Wg-Cdr C.L. SEHGAL (retd), Jalandhar

SELF-SERVING LEADERS: The Tribune Editor has quite aptly summed up the mindset of our present-day politicians when he says, “... the sane voices invariably fall on the deaf ears of the power-wielders.” Criminalisation of politics has made the system of patronage and self-aggrandisement so strong and deep-rooted that they now bother not whether such saner voices (observations, suggestions and instructions) come from the President, the Supreme Court or from the generally silent masses — their so-called electors.

It is no secret that every political party and the majority of politicians thrive on mafia support in their unscrupulous loot of the public exchequer and taming of their vote banks. In their mad race for power crumbs and comforts, critical national issues and burning regional problems form no priority for these worthy servants of the people.

The life of deprivation that almost half of our population is forced to live, and their crying woes constitute no agenda of these self-serving leaders hiding their heart and mind behind their ‘spotless white attire’.

But the issue is whether the nation should allow such self-serving and self-eulogising leaders to form a ‘unanimity of convenience’ and ignore the Supreme Court’s instructions and even reject the President’s suggestion of eliminating criminals from politics and heralding a political climate of honesty and fearlessness. But it would also be living in a fool’s paradise to hope that a murderer would pass a judgement of self-conviction and sign his own death sentence.

The only solution to cleansing the politics of the corrupt and the criminal lies in awakening the masses through media and education. Let our people learn that a democracy of the illiterate and unawakened masses is either an autocracy of the elected few or it is an anarchy which we might perhaps be heading towards.


Prescription for electoral reforms

This has reference to Mr Hari Jaisingh’s article on poll ordinance (August 30). We shall have to bring revolutionary changes in our system. Some of these changes are as follows. At least graduation should be the minimum qualification for a candidate to contest an election. He should possess a fitness certificate from the Civil Surgeon of the area in which he resides. He should possess a character certificate issued by the District Magistrate where he had been residing for the last ten years. The candidate should be within 40-65 years and no one should be in the House beyond 70 years. He should be a nominee of a political party or alliance and there should be no independents in the elections.

All political parties and alliances should declare their ‘shadow cabinets’ before the elections. They should inform the voters about the qualifications, experience and expertise of the candidates to help people make an informed choice.

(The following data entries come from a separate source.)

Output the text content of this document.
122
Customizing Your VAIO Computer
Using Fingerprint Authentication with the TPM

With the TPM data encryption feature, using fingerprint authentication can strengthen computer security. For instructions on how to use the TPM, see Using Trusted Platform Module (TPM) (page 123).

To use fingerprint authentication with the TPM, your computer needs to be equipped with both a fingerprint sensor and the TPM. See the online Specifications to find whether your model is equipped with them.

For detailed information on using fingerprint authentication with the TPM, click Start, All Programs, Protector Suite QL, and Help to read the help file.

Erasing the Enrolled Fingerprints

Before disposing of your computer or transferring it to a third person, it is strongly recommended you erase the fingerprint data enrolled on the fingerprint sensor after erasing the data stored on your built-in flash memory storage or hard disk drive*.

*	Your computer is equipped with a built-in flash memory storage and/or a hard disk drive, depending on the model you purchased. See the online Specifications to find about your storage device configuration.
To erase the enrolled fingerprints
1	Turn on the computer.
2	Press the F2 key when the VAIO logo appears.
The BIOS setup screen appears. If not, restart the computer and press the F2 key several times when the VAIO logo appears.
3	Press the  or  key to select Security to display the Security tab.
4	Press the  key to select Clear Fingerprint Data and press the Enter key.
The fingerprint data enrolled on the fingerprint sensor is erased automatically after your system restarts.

Only those candidates should be allowed to have a second term if they had functional participation in the House. People who never spoke a word in the House should not be given tickets for a second term. We should make every MLA/MP in the House to work. We can allot them work either individually or in groups and they must be directed to submit their reports within six months. These reports may be discussed and adopted, if these are beneficial for the nation as a whole.

When a vacancy occurs in the House, there should be no byelection to fill in the vacancy. Instead, the work of that constituency should be given to the MLA/MP of the neighbouring constituency. The House/Houses should never be dissolved before their full five-year term.

We should start appointing ministers from the Opposition groups, if adequate number of experts are not elected from the ruling party.

There is a need to streamline the functioning of the houses. The Opposition should come forward with written objections for discussion in the House. Walkouts should be banned. When one member is speaking, the other should not be allowed to stand and speak. There should be clear-cut rules on their conduct and behaviour. Ours is a civilised society and our representatives must act in a civilised manner.